What absolute idiocy by Yingluck's government. This was 100% predictable as rural doctors already carry huge work loads and work under very trying conditions. Let's hope the Red Shirts in the countryside see what Thaksin's minions are really up to - using the rural poor to get into office so Phua Thai officials can have access to the cookie jar. Someone is making money on this, somewhere. It's a shame it's not the health care professionals who sacrifice so much for Thailand.

The Red shirts won't worry - They just call the doctors 'elites etc.etc. followed by propaganda, about how doctors are democrat voters and their actions are seeking to undermine the fantastic PTP government.... its all a plot by an invisible hand' and it will be business as usual.

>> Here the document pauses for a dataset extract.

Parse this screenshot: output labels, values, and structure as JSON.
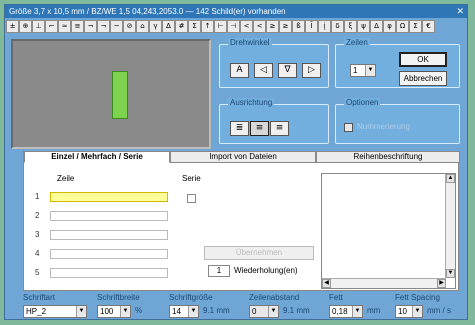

It is the pore rural red sheets that will suffer the most. If they are happy suffering let them suffer, they can keep on voting red. Silly ignorant people, this is my problem with democracy in uneducated countries, it can be very harmful, i think Political science and economics should me taught from the age of three.

Posted

I think Thaksin has been talking too much to the chap next door in Cambodia. Many people on here have already identified Thaksins desire to become President and the use of the 'Red Army' being akin to the initial tactics of the khmer. Now we have the situation where Thaksin can turn the poor against the educated and 'elite'. "This is what the dems and the elite do to the poor", will be all over red radio from morning to night. The poor 'reds' will despise the Doctors, and who will Thaksin set up next?....Teachers? Under Pol Pot who did the masses of uneducated murder first during their 'revolution'.......Doctors and Teachers. The move with the Doctors seems an innocent miscalculation by the Government, but when you put it in with everything else Thaksin is doing in the holistic view, it is all painting a very sinister 'big picture'.

Posted

Not many doctors are willing to work in remote rural areas. I have seen a hospital where they only have 2 doctors, they change every year as they don't want to stay. Just doing their tour of duty after having graduated. It means people don't get expert care. If even less doctors want to work in rural areas, the results will be felt all over the country.

Some hospitals are the only care and have a lot of hill tribe and refugees in their area and these hospitals are a first line of defense. Less or substandard care heightens the risk for diseases such as malaria and tuberculosis. Untreated that will spread all over the country.

The doctors we get are fresh out of training. For anything serious, people go into Ranong.